Temporal match of young Calanus glacialis (copepodid stages CI, CII and CIII) with the phytoplankton spring bloom (measured as chlorophyll-a (chl-a)). in Kongsfjorden in 2019. This match in time is crucial for the development of the Calanus population, which in turn is preyed on by seabirds, fish, whales, and other species higher in the food web.

Based on the Isfjorden–Adventfjorden time series, seasonal and interannual variations in the community composition and biodiversity of unicellular organisms during 2011-2019 are currently being analysed. Our data show a highly seasonal pattern with large interannual variations in community composition. The years 2012-2014 varied greatly in “fjord climate”: 2013 was a cold, 2014 a warm, and 2012 an intermediate year. The timing and magnitude of the spring bloom also varied greatly between these years, as did the species composition of the community. Micromonas polaris, a small green alga adapted to cold water and shade, is an important baseline phototroph in the Arctic.

By using DNA metabarcoding we could determine that this arctic species was replaced by a boreal species of Micromonas in the warm year 2014.

Documenting seasonal changes in the Arctic is key to detecting long-term trends and to obtaining the richness of data needed to reveal diverse responses of the marine ecosystem to a changing environment.
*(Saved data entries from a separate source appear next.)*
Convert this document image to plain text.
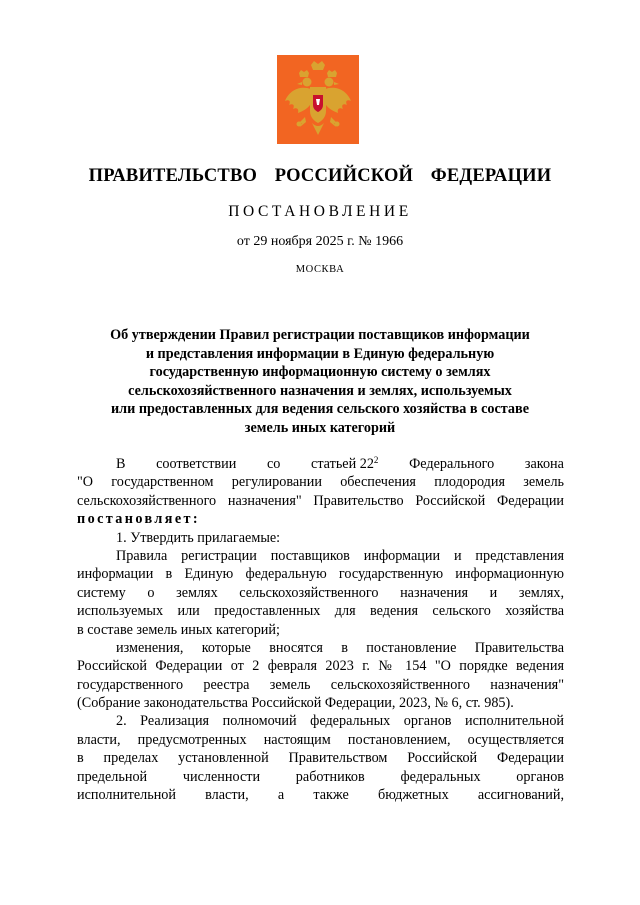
ПРАВИТЕЛЬСТВО  РОССИЙСКОЙ  ФЕДЕРАЦИИ
ПОСТАНОВЛЕНИЕ
от 29 ноября 2025 г. № 1966
МОСКВА
Об утверждении Правил регистрации поставщиков информации
и представления информации в Единую федеральную
государственную информационную систему о землях
сельскохозяйственного назначения и землях, используемых
или предоставленных для ведения сельского хозяйства в составе
земель иных категорий
В соответствии со статьей $22^2$ Федерального закона
"О государственном регулировании обеспечения плодородия земель
сельскохозяйственного назначения" Правительство Российской Федерации
постановляет:
1. Утвердить прилагаемые:
Правила регистрации поставщиков информации и представления
информации в Единую федеральную государственную информационную
систему о землях сельскохозяйственного назначения и землях,
используемых или предоставленных для ведения сельского хозяйства
в составе земель иных категорий;
изменения, которые вносятся в постановление Правительства
Российской Федерации от 2 февраля 2023 г. № 154 "О порядке ведения
государственного реестра земель сельскохозяйственного назначения"
(Собрание законодательства Российской Федерации, 2023, № 6, ст. 985).
2. Реализация полномочий федеральных органов исполнительной
власти, предусмотренных настоящим постановлением, осуществляется
в пределах установленной Правительством Российской Федерации
предельной численности работников федеральных органов
исполнительной власти, а также бюджетных ассигнований,
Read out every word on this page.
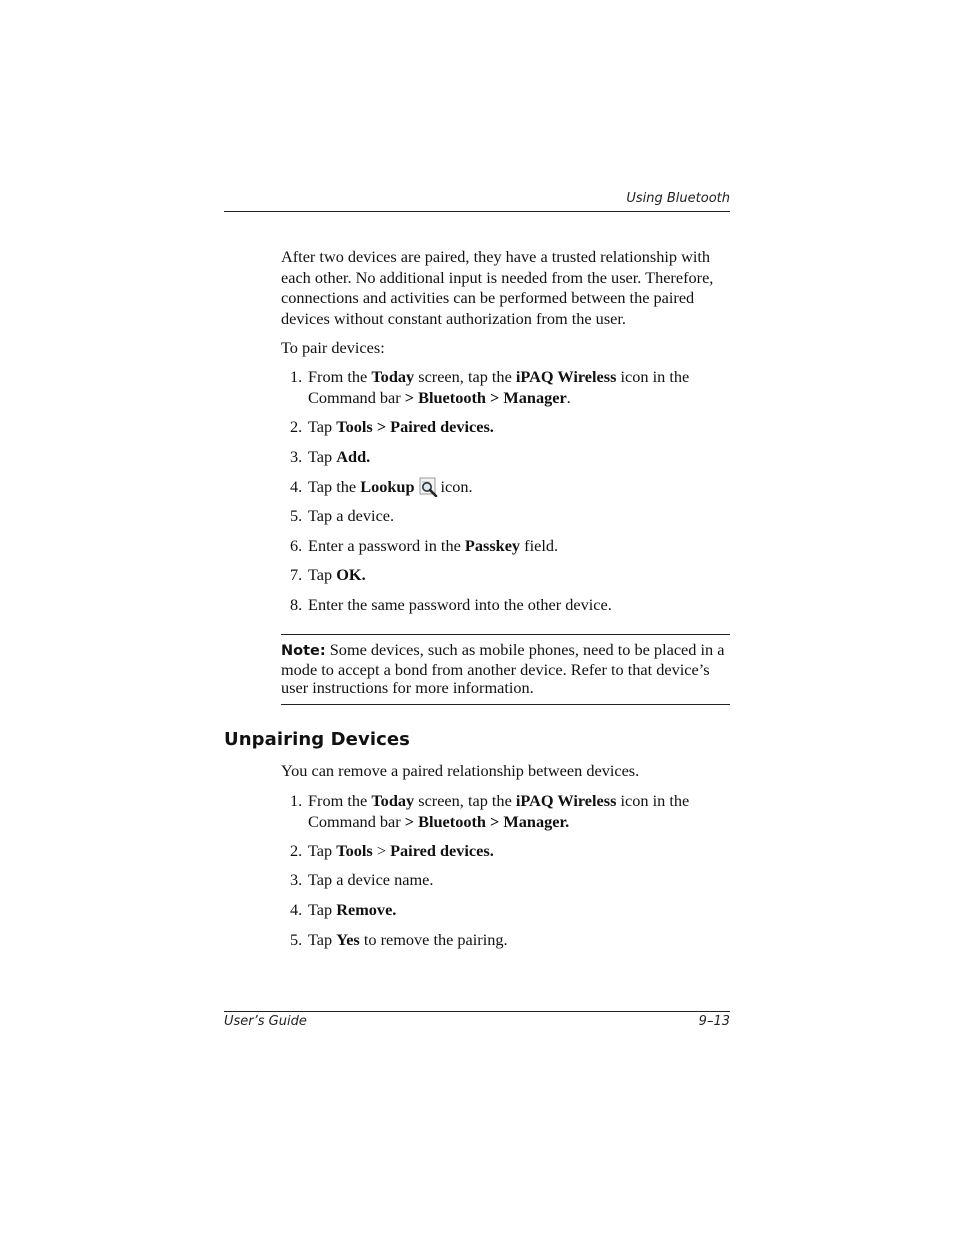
Using Bluetooth

After two devices are paired, they have a trusted relationship with each other. No additional input is needed from the user. Therefore, connections and activities can be performed between the paired devices without constant authorization from the user.

To pair devices:

1. From the Today screen, tap the iPAQ Wireless icon in the Command bar > Bluetooth > Manager.
2. Tap Tools > Paired devices.
3. Tap Add.
4. Tap the Lookup icon.
5. Tap a device.
6. Enter a password in the Passkey field.
7. Tap OK.
8. Enter the same password into the other device.
Note: Some devices, such as mobile phones, need to be placed in a mode to accept a bond from another device. Refer to that device’s user instructions for more information.
Unpairing Devices

You can remove a paired relationship between devices.

1. From the Today screen, tap the iPAQ Wireless icon in the Command bar > Bluetooth > Manager.
2. Tap Tools > Paired devices.
3. Tap a device name.
4. Tap Remove.
5. Tap Yes to remove the pairing.
User’s Guide	9–13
Seasonal monitoring is logistically demanding, but it allows us both to make more precise estimates of yearly biomass production for comparison on interannual timescales, and also to track the timing of key biological events such as the phytoplankton spring bloom, which are expected to be altered with climate change.

Section plot of seawater temperature (top graphs) and chlorophyll fluorescence in µg L-1 (bottom graphs) in the upper 250 m of the water column in central Kongsfjorden from spring to autumn in 2019 (left graphs) and 2020 (right graphs). Spring (May) water temperatures in 2019 exceeded 1.5°C, whereas in 2020 they were below 1°C.


This research was funded in part by the Norwegian Polar Institute’s Svalbard Programme, UNIS internal strategy funds, Svalbard Environmental Protection Fund, Fram Centre Fjord and Coast and Arctic Ocean Flagships, and the Research Council of Norway.